Cuando hablamos de corrupción en México, pensamos en políticos y grandes contratos. Pero la corrupción más corrosiva es la que practicamos todos los días — y que hemos normalizado tanto que ya ni la vemos.
1. La mordida: "¿De plano no hay otra forma, jefe?"
El 52% de los mexicanos que tuvo contacto con un servidor público pagó una mordida en el último año, según Transparencia Internacional. Desde $50 pesos al policía de tránsito hasta miles para agilizar un trámite, la mordida es el aceite que mueve la máquina burocrática.
2. La factura falsa
Comprar facturas para deducir gastos inexistentes es una práctica tan común que existe una industria multimillonaria dedicada a ello. No es solo evasión fiscal — es corrupción que reduce los recursos disponibles para servicios públicos que todos necesitamos.
3. El compadrazgo laboral
El "tiene que ser recomendado" sigue siendo la norma en contrataciones públicas y privadas. El compadrazgo no solo es injusto — produce organizaciones mediocres donde el mérito importa menos que las conexiones.
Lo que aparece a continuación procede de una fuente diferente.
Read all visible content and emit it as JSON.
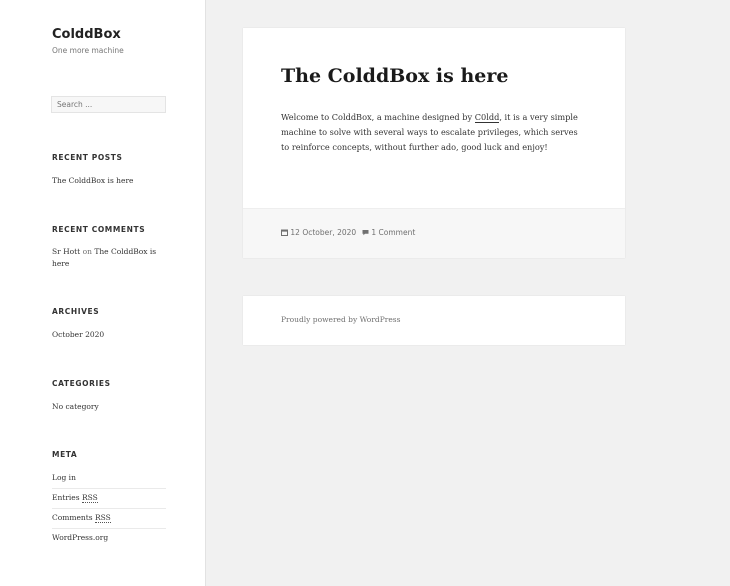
{
  "site": {
    "title": "ColddBox",
    "description": "One more machine"
  },
  "search": {
    "placeholder": "Search ..."
  },
  "widgets": {
    "recent_posts": {
      "title": "RECENT POSTS",
      "items": [
        "The ColddBox is here"
      ]
    },
    "recent_comments": {
      "title": "RECENT COMMENTS",
      "author": "Sr Hott",
      "on": "on",
      "post": "The ColddBox is here"
    },
    "archives": {
      "title": "ARCHIVES",
      "items": [
        "October 2020"
      ]
    },
    "categories": {
      "title": "CATEGORIES",
      "items": [
        "No category"
      ]
    },
    "meta": {
      "title": "META",
      "login": "Log in",
      "entries_prefix": "Entries",
      "entries_abbr": "RSS",
      "comments_prefix": "Comments",
      "comments_abbr": "RSS",
      "wordpress": "WordPress.org"
    }
  },
  "post": {
    "title": "The ColddBox is here",
    "body_before_link": "Welcome to ColddBox, a machine designed by",
    "author_link": "C0ldd",
    "body_after_link": ", it is a very simple machine to solve with several ways to escalate privileges, which serves to reinforce concepts, without further ado, good luck and enjoy!",
    "date": "12 October, 2020",
    "comments": "1 Comment"
  },
  "footer": {
    "text": "Proudly powered by WordPress"
  },
  "colors": {
    "background": "#f1f1f1",
    "sidebar": "#ffffff",
    "card": "#ffffff",
    "muted": "#707070"
  }
}
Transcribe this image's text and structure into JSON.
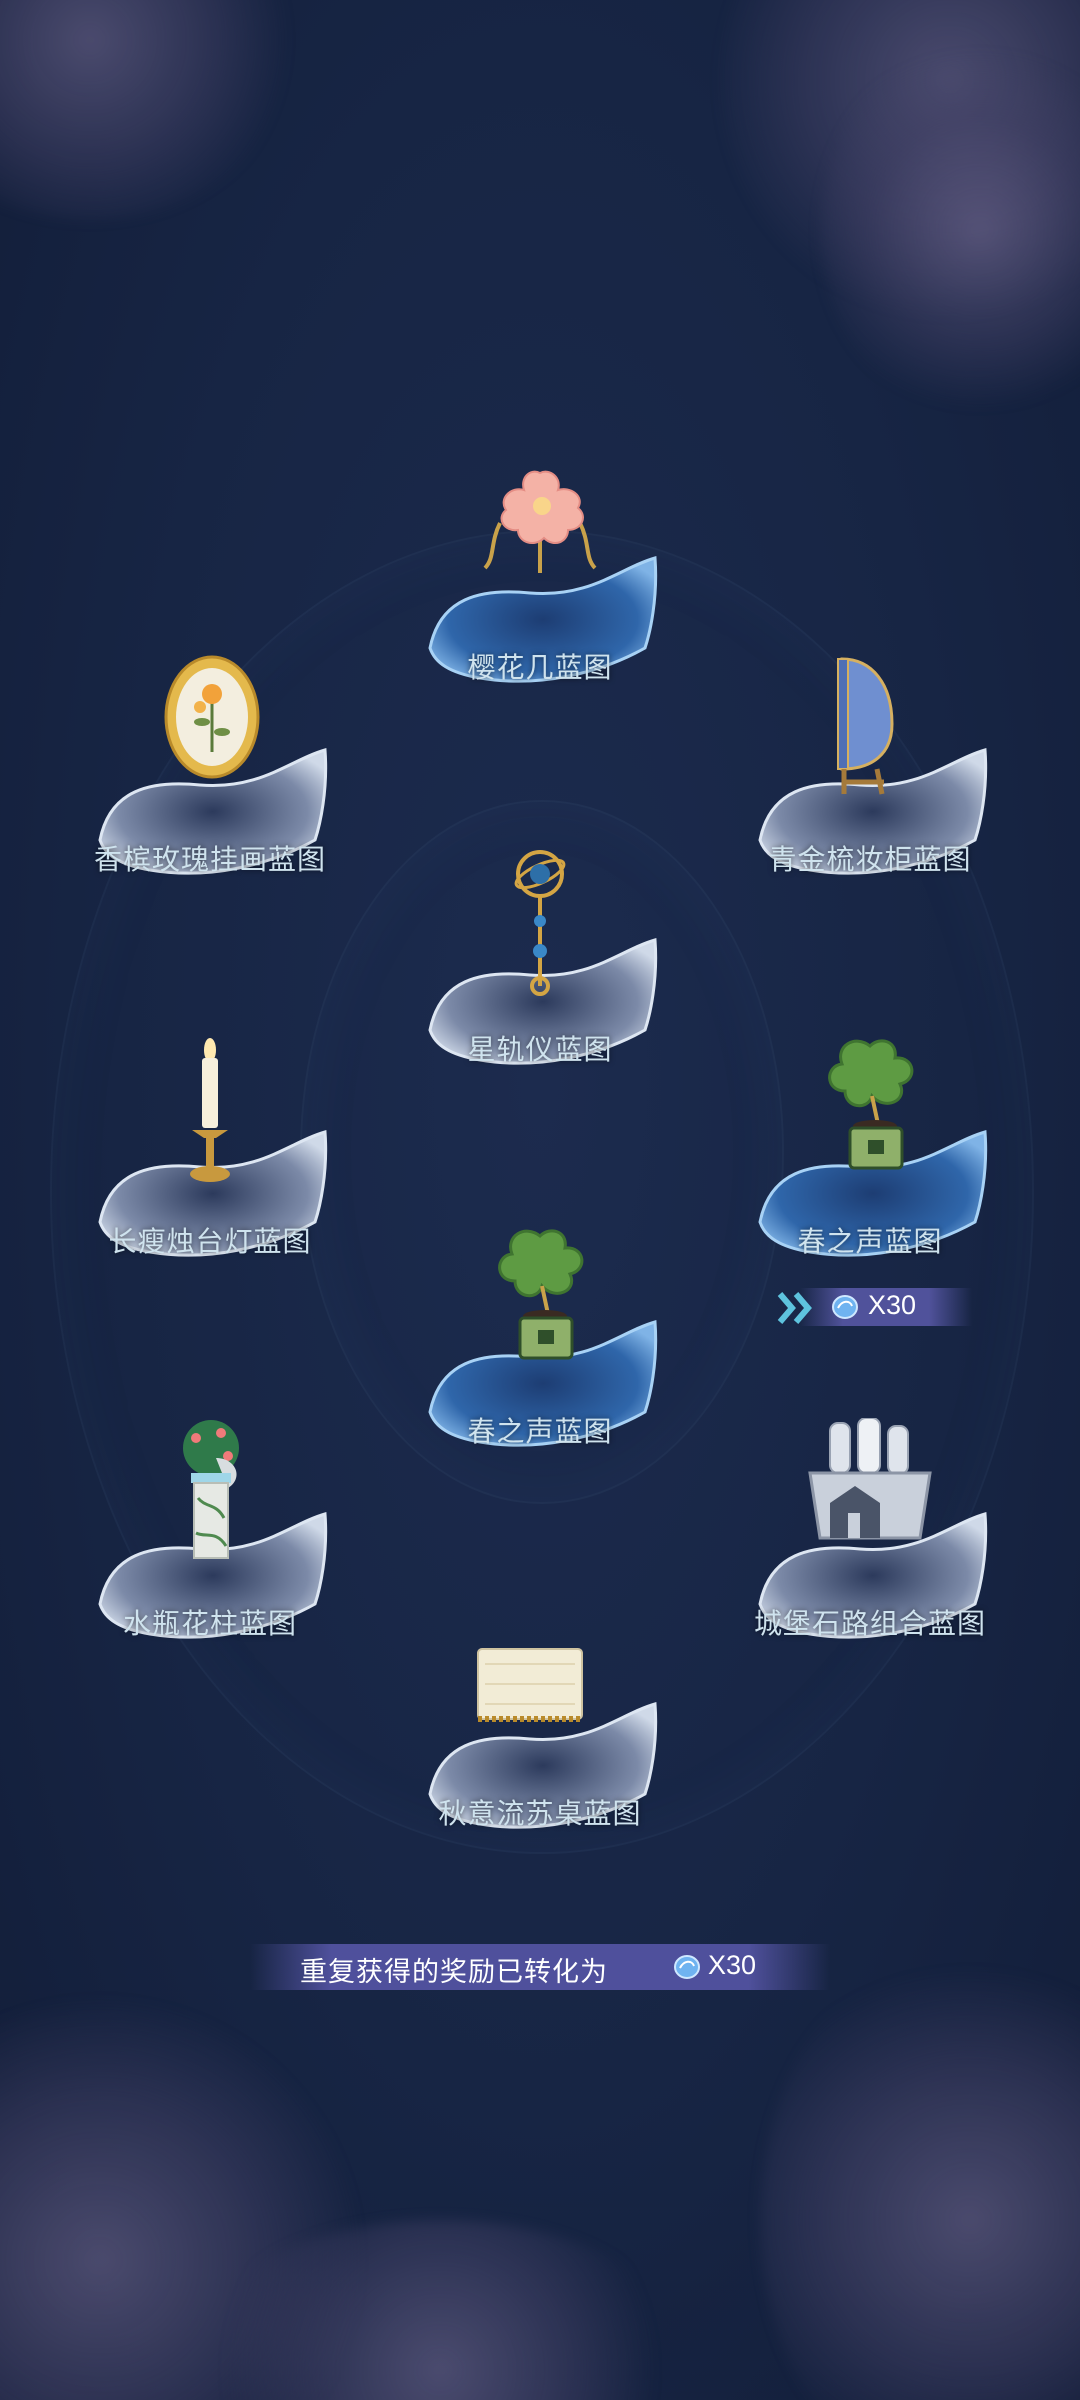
{
  "rewards": [
    {
      "label": "樱花几蓝图",
      "highlight": true
    },
    {
      "label": "香槟玫瑰挂画蓝图",
      "highlight": false
    },
    {
      "label": "青金梳妆柜蓝图",
      "highlight": false
    },
    {
      "label": "星轨仪蓝图",
      "highlight": false
    },
    {
      "label": "长瘦烛台灯蓝图",
      "highlight": false
    },
    {
      "label": "春之声蓝图",
      "highlight": true,
      "converted_count": "X30"
    },
    {
      "label": "春之声蓝图",
      "highlight": true
    },
    {
      "label": "水瓶花柱蓝图",
      "highlight": false
    },
    {
      "label": "城堡石路组合蓝图",
      "highlight": false
    },
    {
      "label": "秋意流苏桌蓝图",
      "highlight": false
    }
  ],
  "notice": {
    "text": "重复获得的奖励已转化为",
    "count": "X30",
    "currency_icon": "blue-gem-icon"
  },
  "colors": {
    "background": "#172544",
    "label": "#cfe3ee",
    "pad_highlight": "#3f7ec4",
    "pad_normal": "#b9c6d8",
    "banner": "#5555a5"
  }
}
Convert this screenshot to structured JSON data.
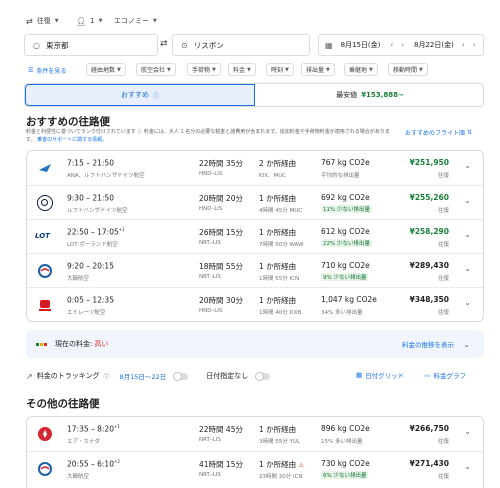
{
  "top": {
    "trip_type": "往復",
    "passengers": "1",
    "cabin": "エコノミー"
  },
  "search": {
    "origin": "東京都",
    "destination": "リスボン",
    "depart": "8月15日(金)",
    "return": "8月22日(金)"
  },
  "filters": {
    "all_filters": "条件を見る",
    "stops": "経由地数",
    "airlines": "航空会社",
    "bags": "手荷物",
    "price": "料金",
    "times": "時刻",
    "emissions": "排出量",
    "connecting": "乗継地",
    "duration": "移動時間"
  },
  "tabs": {
    "best": "おすすめ",
    "cheapest": "最安値",
    "cheapest_price": "¥153,888~"
  },
  "best_section": {
    "title": "おすすめの往路便",
    "note": "料金と利便性に基づいてランク付けされています",
    "note2": "料金には、大人 1 名分の必要な税金と諸費用が含まれます。追加料金や手荷物料金が適用される場合があります。",
    "note3": "乗客のサポートに関する情報。",
    "link": "おすすめのフライト順"
  },
  "flights": [
    {
      "time": "7:15 – 21:50",
      "plus": "",
      "airline": "ANA、ルフトハンザドイツ航空",
      "duration": "22時間 35分",
      "route": "HND–LIS",
      "stops": "2 か所経由",
      "stops_detail": "KIX、MUC",
      "co2": "767 kg CO2e",
      "co2_note": "平均的な排出量",
      "price": "¥251,950",
      "price_note": "往復",
      "logo_color": "#1e73be"
    },
    {
      "time": "9:30 – 21:50",
      "plus": "",
      "airline": "ルフトハンザドイツ航空",
      "duration": "20時間 20分",
      "route": "HND–LIS",
      "stops": "1 か所経由",
      "stops_detail": "4時間 45分 MUC",
      "co2": "692 kg CO2e",
      "co2_note": "11% 少ない排出量",
      "price": "¥255,260",
      "price_note": "往復",
      "logo_color": "#0a1d3d"
    },
    {
      "time": "22:50 – 17:05",
      "plus": "+1",
      "airline": "LOT ポーランド航空",
      "duration": "26時間 15分",
      "route": "NRT–LIS",
      "stops": "1 か所経由",
      "stops_detail": "7時間 50分 WAW",
      "co2": "612 kg CO2e",
      "co2_note": "22% 少ない排出量",
      "price": "¥258,290",
      "price_note": "往復",
      "logo_color": "#0b3a7e"
    },
    {
      "time": "9:20 – 20:15",
      "plus": "",
      "airline": "大韓航空",
      "duration": "18時間 55分",
      "route": "NRT–LIS",
      "stops": "1 か所経由",
      "stops_detail": "1時間 55分 ICN",
      "co2": "710 kg CO2e",
      "co2_note": "9% 少ない排出量",
      "price": "¥289,430",
      "price_note": "往復",
      "logo_color": "#1c5fa8"
    },
    {
      "time": "0:05 – 12:35",
      "plus": "",
      "airline": "エミレーツ航空",
      "duration": "20時間 30分",
      "route": "HND–LIS",
      "stops": "1 か所経由",
      "stops_detail": "1時間 40分 DXB",
      "co2": "1,047 kg CO2e",
      "co2_note": "34% 多い排出量",
      "price": "¥348,350",
      "price_note": "往復",
      "logo_color": "#d71921"
    }
  ],
  "price_insight": {
    "label": "現在の料金:",
    "level": "高い",
    "link": "料金の推移を表示"
  },
  "tracking": {
    "label": "料金のトラッキング",
    "dates": "8月15日～22日",
    "any_dates": "日付指定なし",
    "date_grid": "日付グリッド",
    "price_graph": "料金グラフ"
  },
  "other_section": {
    "title": "その他の往路便"
  },
  "other_flights": [
    {
      "time": "17:35 – 8:20",
      "plus": "+1",
      "airline": "エア・カナダ",
      "duration": "22時間 45分",
      "route": "NRT–LIS",
      "stops": "1 か所経由",
      "stops_detail": "3時間 55分 YUL",
      "co2": "896 kg CO2e",
      "co2_note": "15% 多い排出量",
      "price": "¥266,750",
      "price_note": "往復",
      "logo_color": "#d22630"
    },
    {
      "time": "20:55 – 6:10",
      "plus": "+2",
      "airline": "大韓航空",
      "duration": "41時間 15分",
      "route": "NRT–LIS",
      "stops": "1 か所経由",
      "stops_detail": "23時間 30分 ICN",
      "co2": "730 kg CO2e",
      "co2_note": "6% 少ない排出量",
      "price": "¥271,430",
      "price_note": "往復",
      "logo_color": "#1c5fa8"
    }
  ]
}
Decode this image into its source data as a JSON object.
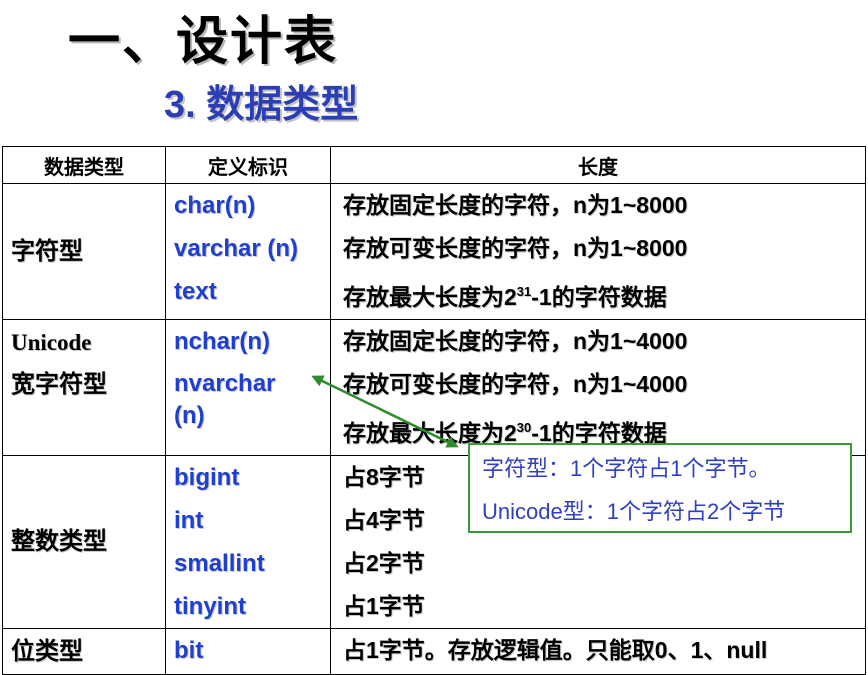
{
  "title": "一、设计表",
  "subtitle": "3. 数据类型",
  "table": {
    "headers": [
      "数据类型",
      "定义标识",
      "长度"
    ],
    "groups": [
      {
        "category": "字符型",
        "defs": [
          "char(n)",
          "varchar (n)",
          "text"
        ],
        "lengths": [
          "存放固定长度的字符，n为1~8000",
          "存放可变长度的字符，n为1~8000"
        ],
        "text_len_prefix": "存放最大长度为2",
        "text_len_exp": "31",
        "text_len_suffix": "-1的字符数据"
      },
      {
        "category_line1": "Unicode",
        "category_line2": "宽字符型",
        "defs": [
          "nchar(n)",
          "nvarchar (n)"
        ],
        "lengths": [
          "存放固定长度的字符，n为1~4000",
          "存放可变长度的字符，n为1~4000"
        ],
        "text_len_prefix": "存放最大长度为2",
        "text_len_exp": "30",
        "text_len_suffix": "-1的字符数据"
      },
      {
        "category": "整数类型",
        "defs": [
          "bigint",
          "int",
          "smallint",
          "tinyint"
        ],
        "lengths": [
          "占8字节",
          "占4字节",
          "占2字节",
          "占1字节"
        ]
      },
      {
        "category": "位类型",
        "defs": [
          "bit"
        ],
        "lengths": [
          "占1字节。存放逻辑值。只能取0、1、null"
        ]
      }
    ]
  },
  "callout": {
    "line1": "字符型：1个字符占1个字节。",
    "line2": "Unicode型：1个字符占2个字节"
  },
  "colors": {
    "subtitle": "#2b3fb3",
    "definition_text": "#1f3fcf",
    "callout_border": "#3a9a3a",
    "callout_text": "#2f3fc0",
    "arrow": "#2e8b2e"
  }
}
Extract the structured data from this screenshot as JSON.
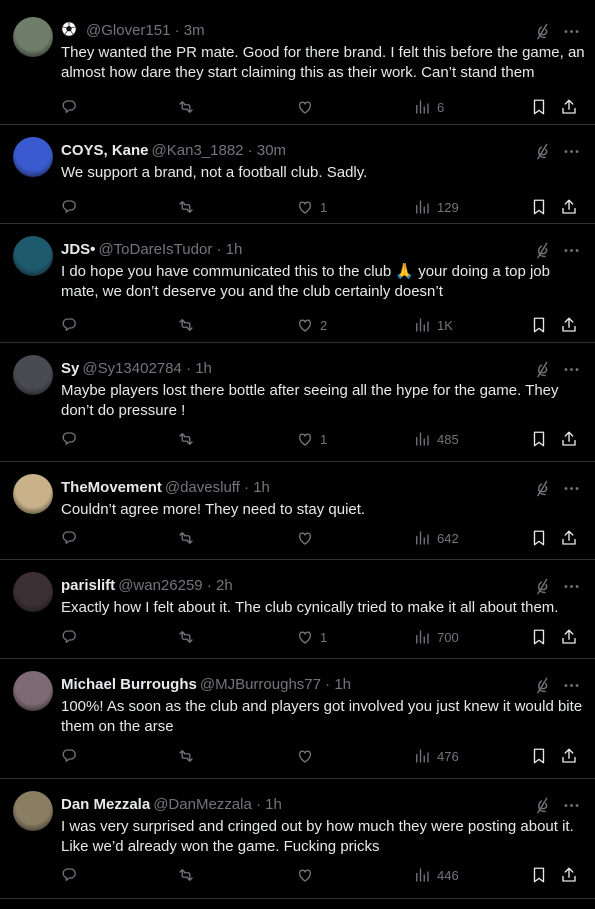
{
  "tweets": [
    {
      "name": "",
      "handle": "@Glover151",
      "time": "3m",
      "text": "They wanted the PR mate. Good for there brand. I felt this before the game, an almost how dare they start claiming this as their work. Can’t stand them",
      "replies": "",
      "reposts": "",
      "likes": "",
      "views": "6",
      "avatar_color": "#6f7d6a",
      "badge": "soccer-ball-icon"
    },
    {
      "name": "COYS, Kane",
      "handle": "@Kan3_1882",
      "time": "30m",
      "text": "We support a brand, not a football club. Sadly.",
      "replies": "",
      "reposts": "",
      "likes": "1",
      "views": "129",
      "avatar_color": "#3a5bd0"
    },
    {
      "name": "JDS•",
      "handle": "@ToDareIsTudor",
      "time": "1h",
      "text": "I do hope you have communicated this to the club 🙏 your doing a top job mate, we don’t deserve you and the club certainly doesn’t",
      "replies": "",
      "reposts": "",
      "likes": "2",
      "views": "1K",
      "avatar_color": "#1e5a6e"
    },
    {
      "name": "Sy",
      "handle": "@Sy13402784",
      "time": "1h",
      "text": "Maybe players lost there bottle after seeing all the hype for the game. They don’t do pressure !",
      "replies": "",
      "reposts": "",
      "likes": "1",
      "views": "485",
      "avatar_color": "#4a4a52"
    },
    {
      "name": "TheMovement",
      "handle": "@davesluff",
      "time": "1h",
      "text": "Couldn’t agree more! They need to stay quiet.",
      "replies": "",
      "reposts": "",
      "likes": "",
      "views": "642",
      "avatar_color": "#c9b28a"
    },
    {
      "name": "parislift",
      "handle": "@wan26259",
      "time": "2h",
      "text": "Exactly how I felt about it. The club cynically tried to make it all about them.",
      "replies": "",
      "reposts": "",
      "likes": "1",
      "views": "700",
      "avatar_color": "#3b2f33"
    },
    {
      "name": "Michael Burroughs",
      "handle": "@MJBurroughs77",
      "time": "1h",
      "text": "100%! As soon as the club and players got involved you just knew it would bite them on the arse",
      "replies": "",
      "reposts": "",
      "likes": "",
      "views": "476",
      "avatar_color": "#7d6a72"
    },
    {
      "name": "Dan Mezzala",
      "handle": "@DanMezzala",
      "time": "1h",
      "text": "I was very surprised and cringed out by how much they were posting about it. Like we’d already won the game. Fucking pricks",
      "replies": "",
      "reposts": "",
      "likes": "",
      "views": "446",
      "avatar_color": "#8a7e62"
    }
  ],
  "colors": {
    "background": "#000000",
    "text": "#e7e9ea",
    "secondary": "#71767b",
    "divider": "#2f3336"
  }
}
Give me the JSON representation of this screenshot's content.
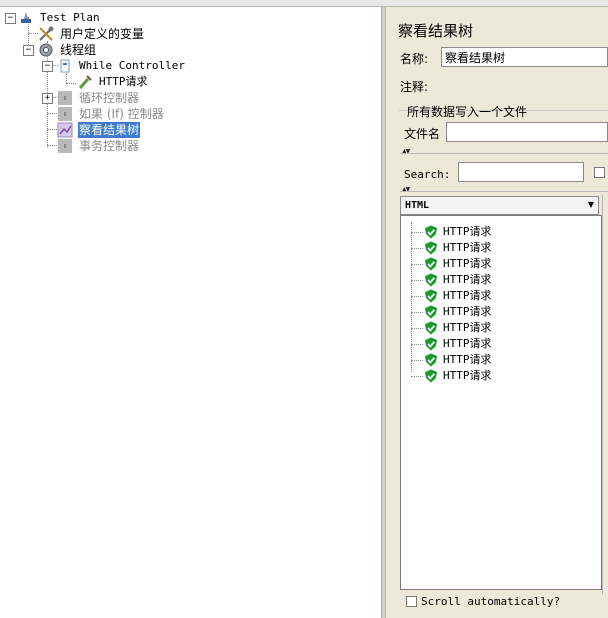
{
  "colors": {
    "selection": "#3d7ccc",
    "panel_bg": "#ece9d8",
    "success_icon": "#1f9a2f"
  },
  "tree": {
    "items": [
      {
        "label": "Test Plan",
        "icon": "test-plan-icon"
      },
      {
        "label": "用户定义的变量",
        "icon": "wrench-scissors-icon"
      },
      {
        "label": "线程组",
        "icon": "gear-icon"
      },
      {
        "label": "While Controller",
        "icon": "controller-icon"
      },
      {
        "label": "HTTP请求",
        "icon": "pipette-icon"
      },
      {
        "label": "循环控制器",
        "icon": "disabled-controller-icon"
      },
      {
        "label": "如果 (If) 控制器",
        "icon": "disabled-controller-icon"
      },
      {
        "label": "察看结果树",
        "icon": "listener-graph-icon",
        "selected": true
      },
      {
        "label": "事务控制器",
        "icon": "disabled-controller-icon"
      }
    ]
  },
  "panel": {
    "title": "察看结果树",
    "name_label": "名称:",
    "name_value": "察看结果树",
    "comment_label": "注释:",
    "comment_value": "",
    "file_section_title": "所有数据写入一个文件",
    "filename_label": "文件名",
    "filename_value": "",
    "search_label": "Search:",
    "search_value": "",
    "renderer": "HTML",
    "results": [
      "HTTP请求",
      "HTTP请求",
      "HTTP请求",
      "HTTP请求",
      "HTTP请求",
      "HTTP请求",
      "HTTP请求",
      "HTTP请求",
      "HTTP请求",
      "HTTP请求"
    ],
    "scroll_auto_label": "Scroll automatically?"
  }
}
4. Copiar en exámenes: la semilla de todo
El 67% de los estudiantes universitarios mexicanos admite haber copiado en un examen al menos una vez. Es la primera lección de corrupción: las reglas son para los demás, y lo importante es el resultado, no el proceso.
5. El "coyote" para trámites
Pagar a alguien para que haga tu trámite "más rápido" en el INE, la Secretaría de Relaciones Exteriores o cualquier dependencia perpetúa un sistema donde el acceso a servicios públicos depende de tu capacidad de pago, no de tu derecho ciudadano.
6. Piratería: "es que está muy caro"
México es el cuarto mercado de piratería más grande del mundo. La justificación de "es muy caro" ignora que la piratería alimenta redes criminales, destruye empleos creativos y normaliza el robo de propiedad intelectual.
7. "Saltarse la fila": la cultura del privilegio
Desde usar una placa de gobierno para estacionarse donde sea hasta pedir al amigo que te meta primero en la lista de espera del hospital. El privilegio pequeño erosiona la confianza social tanto como el gran escándalo de corrupción.
8. No dar comprobante fiscal
"¿Con factura o sin factura?" La pregunta implica un descuento por evadir impuestos. Cada transacción sin factura reduce la recaudación que financia escuelas, hospitales y carreteras.
La corrupción en México no se acabará "desde arriba" mientras sigamos alimentándola desde abajo. El cambio empieza en la siguiente mordida que rechaces, la factura que exijas y el mérito que premies.